Wealthy Indians count the cost as they say ‘I do’
Vendors unfurled rolls of embroidered, glittering fabrics in the meandering alleys of Mumbai’s Mangaldas market, where brides-to-be and their families have come to pick out sarees, lehengas and other outfits for their upcoming weddings.
India’s wedding season is underway, packing out palaces, hotels and banquet halls across the country as young couples celebrate their marriages with world-famous style, scale and abandon.
But the mood at Mangaldas is different this year, with India a year into a painful economic slowdown that has cost growth, jobs and consumption. Even the country’s traditionally lavish wedding industry is now feeling the pinch.
Vidhi Bhatia, a 27-year-old physiotherapist shopping with her mother ahead of her marriage in February, said she had pared back some of the wedding party’s more indulgent instincts in order to control costs. She opted for a one-day event at a local banquet hall over a multi-day affair, picked out simpler decorations and chose to serve “High Tea” with snacks such as cookies and samosas instead of fully fledged lunch.
“We’re simplifying things,” she said, as she picked out textiles for her outfits. “We’re seeing where the money goes.”
Ms Bhatia has tried to reel in the guestlist for the reception, but some things cannot be helped. “We’ve stuck to close family only. So 300 people maximum,” she said, before conceding that as many as 800 may attend for the actual ceremony. She added quickly: “We’re not inviting half of Mumbai.”
India’s weddings are widely said to be recession proof, the momentousness of the occasion shielding them from the pressures that might limit spending on houses, cars or holidays. Families traditionally save for years to finance festivities spread over days, with guest lists across social classes often running well into the hundreds and even thousands.
India’s wedding services industry was estimated to be worth Rs3.7tn ($51.5bn) in 2016, according to a KPMG study, commissioned by matchmaking site Matrimony.com, with spending expected to have increased since then. The company forecast that 12m weddings would take place in 2019.

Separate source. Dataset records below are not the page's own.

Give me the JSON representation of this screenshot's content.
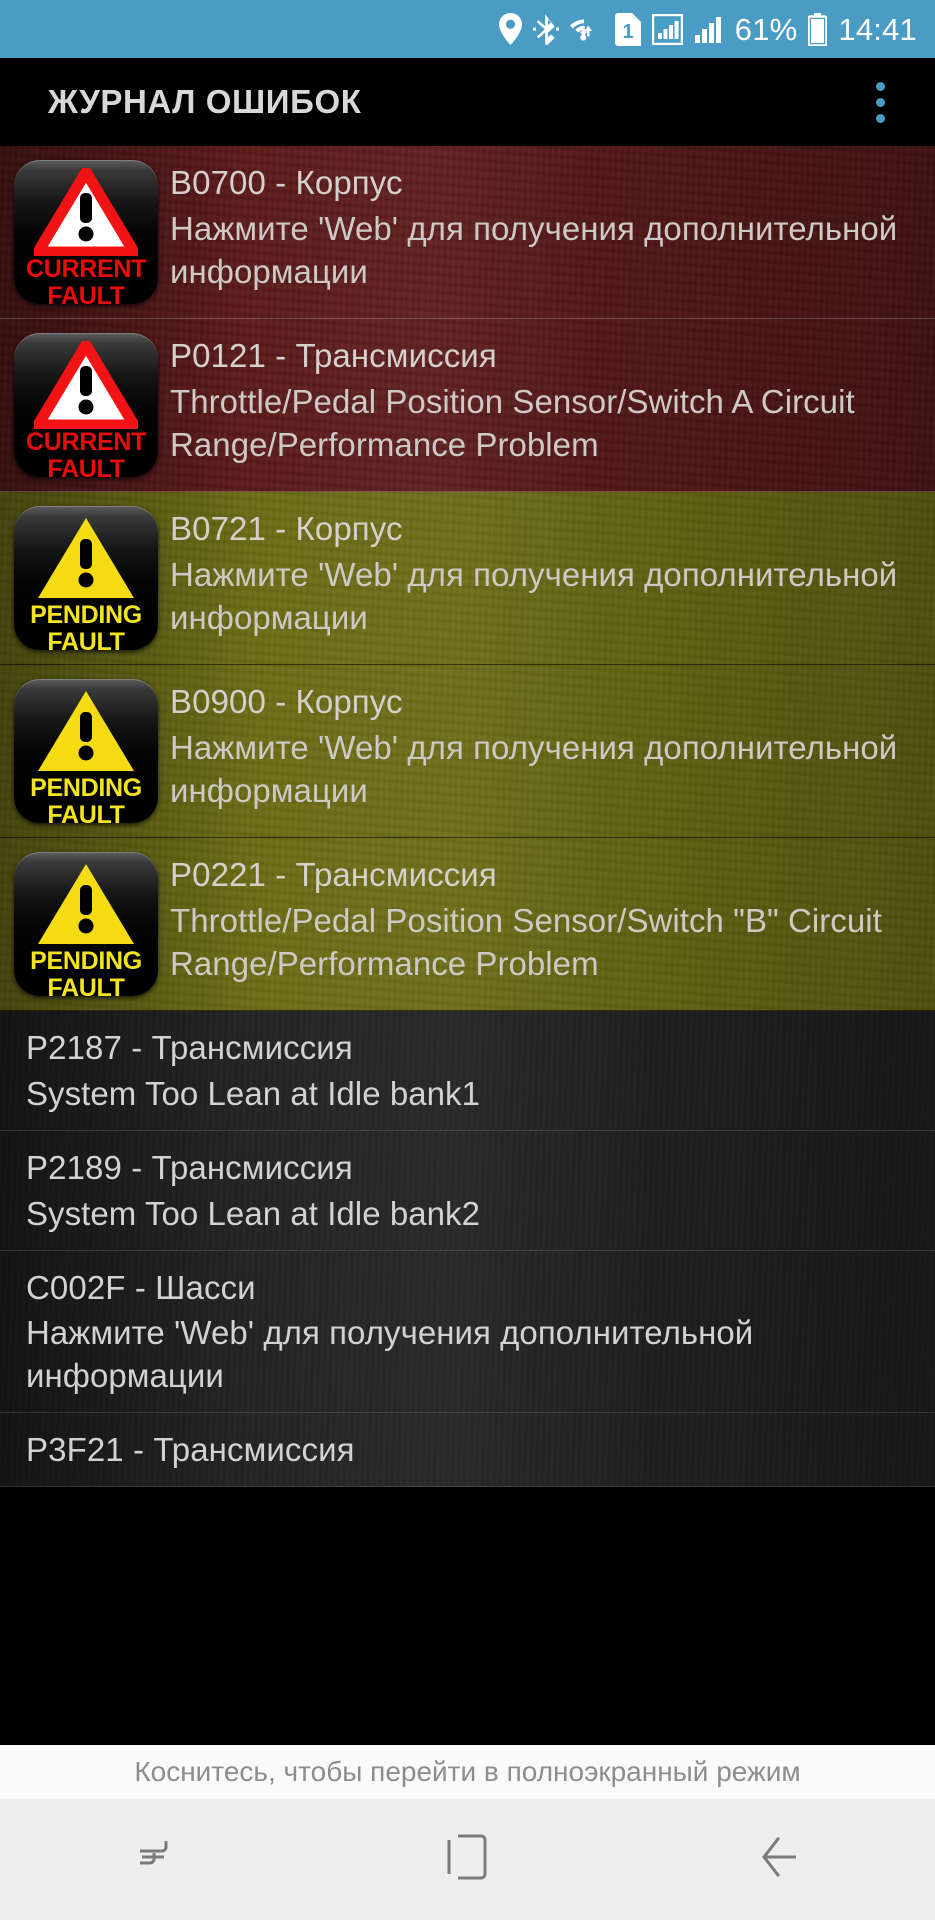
{
  "status_bar": {
    "background": "#4a9cc4",
    "battery_percent": "61%",
    "time": "14:41",
    "icons": [
      "location-pin-icon",
      "bluetooth-icon",
      "wifi-icon",
      "sim1-icon",
      "signal-bars-1-icon",
      "signal-bars-2-icon",
      "battery-icon"
    ]
  },
  "app_bar": {
    "title": "ЖУРНАЛ ОШИБОК",
    "overflow_label": "overflow-menu"
  },
  "colors": {
    "accent": "#4a9cc4",
    "current_fault_bg": "#5c1a1a",
    "pending_fault_bg": "#6d6d16",
    "history_bg": "#252525",
    "current_fault_text": "#e80d0d",
    "pending_fault_text": "#f2e41e"
  },
  "faults": [
    {
      "severity": "current",
      "badge_line1": "CURRENT",
      "badge_line2": "FAULT",
      "badge_icon": "warning-triangle-red-icon",
      "code": "B0700 - Корпус",
      "description": "Нажмите 'Web' для получения дополнительной информации"
    },
    {
      "severity": "current",
      "badge_line1": "CURRENT",
      "badge_line2": "FAULT",
      "badge_icon": "warning-triangle-red-icon",
      "code": "P0121 - Трансмиссия",
      "description": "Throttle/Pedal Position Sensor/Switch A Circuit Range/Performance Problem"
    },
    {
      "severity": "pending",
      "badge_line1": "PENDING",
      "badge_line2": "FAULT",
      "badge_icon": "warning-triangle-yellow-icon",
      "code": "B0721 - Корпус",
      "description": "Нажмите 'Web' для получения дополнительной информации"
    },
    {
      "severity": "pending",
      "badge_line1": "PENDING",
      "badge_line2": "FAULT",
      "badge_icon": "warning-triangle-yellow-icon",
      "code": "B0900 - Корпус",
      "description": "Нажмите 'Web' для получения дополнительной информации"
    },
    {
      "severity": "pending",
      "badge_line1": "PENDING",
      "badge_line2": "FAULT",
      "badge_icon": "warning-triangle-yellow-icon",
      "code": "P0221 - Трансмиссия",
      "description": "Throttle/Pedal Position Sensor/Switch \"B\" Circuit Range/Performance Problem"
    },
    {
      "severity": "history",
      "code": "P2187 - Трансмиссия",
      "description": "System Too Lean at Idle bank1"
    },
    {
      "severity": "history",
      "code": "P2189 - Трансмиссия",
      "description": "System Too Lean at Idle bank2"
    },
    {
      "severity": "history",
      "code": "C002F - Шасси",
      "description": "Нажмите 'Web' для получения дополнительной информации"
    },
    {
      "severity": "history",
      "code": "P3F21 - Трансмиссия",
      "description": ""
    }
  ],
  "hint_bar": {
    "text": "Коснитесь, чтобы перейти в полноэкранный режим"
  },
  "nav_bar": {
    "recents_label": "recents-button",
    "home_label": "home-button",
    "back_label": "back-button"
  }
}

But spouses and their families, wedding planners and designers said their resolve to spend was being tested by turmoil in the Indian economy, where growth in gross domestic product fell to a six-year low of 4.5 per cent year on year between July and September. They said that budgets had been cut, guest lists trimmed and standalone ceremonies like the haldi or mehndi consolidated into single days.
Dinaz Noria, a luxury wedding stylist based in Hyderabad, said her clients had held back on spending since January last year, which has hurt her profits.
“Everybody is just being careful. It’s a feeling of, ‘I don’t know what’s going to happen, don’t know how it’s going’, so they are tightening the belt,” she said. “They all said before that weddings are a recession-proof industry. I beg to differ. This year has shown us different.”
Jaydeep Trivedi, who runs a bridalwear shop at another Mumbai market, said his profits since November — a key time for pre-wedding shopping — were down about 15 per cent compared with a year earlier, as clients showed more restraint. Instead of buying a new outfit for every event they attend, he said, they would opt for fewer items and recycle older pieces.
“Although people have saved for weddings, they decide that even if they want three pieces, they’re making do with two because of the fear,” he said, adding: “They don’t hesitate to take the more expensive piece if they like it.”
KPMG estimated that a low-income couple would spend up to Rs200,000 ($2,788) on their wedding, while the budget would rise Rs2.5m for a high-income pairing and more than Rs10m for an elite wedding.
Even India’s rich, who can face pressure to invite extended networks of social and business peers, have had to find ways of controlling the spending. One, organisers said, was the counterintuitive option of getting married abroad in places such as Italy or Thailand.
“If a businessman from Delhi is having a wedding in Delhi, he cannot exclude people. If it’s 2,000 or 3,000 people, he has to call them,” said Gunjan Bansal, a high-society wedding planner. But for an international bash this can acceptably be cut to as few as 100 invitees, she said. “People find it much cheaper.”
Ultimately these spendthrift instincts have their limitations. Kebab restaurant owner Shafiq Ahmed, shopping at Mangaldas market with his daughter Yildees for her upcoming wedding, said the difficulty in the economy was being felt. But, with a shrug of the shoulders, he made it clear he was not in charge.
“Whatever she likes,” he said, discussing their planned spending for the wedding. “It is a once-in-a-lifetime thing.”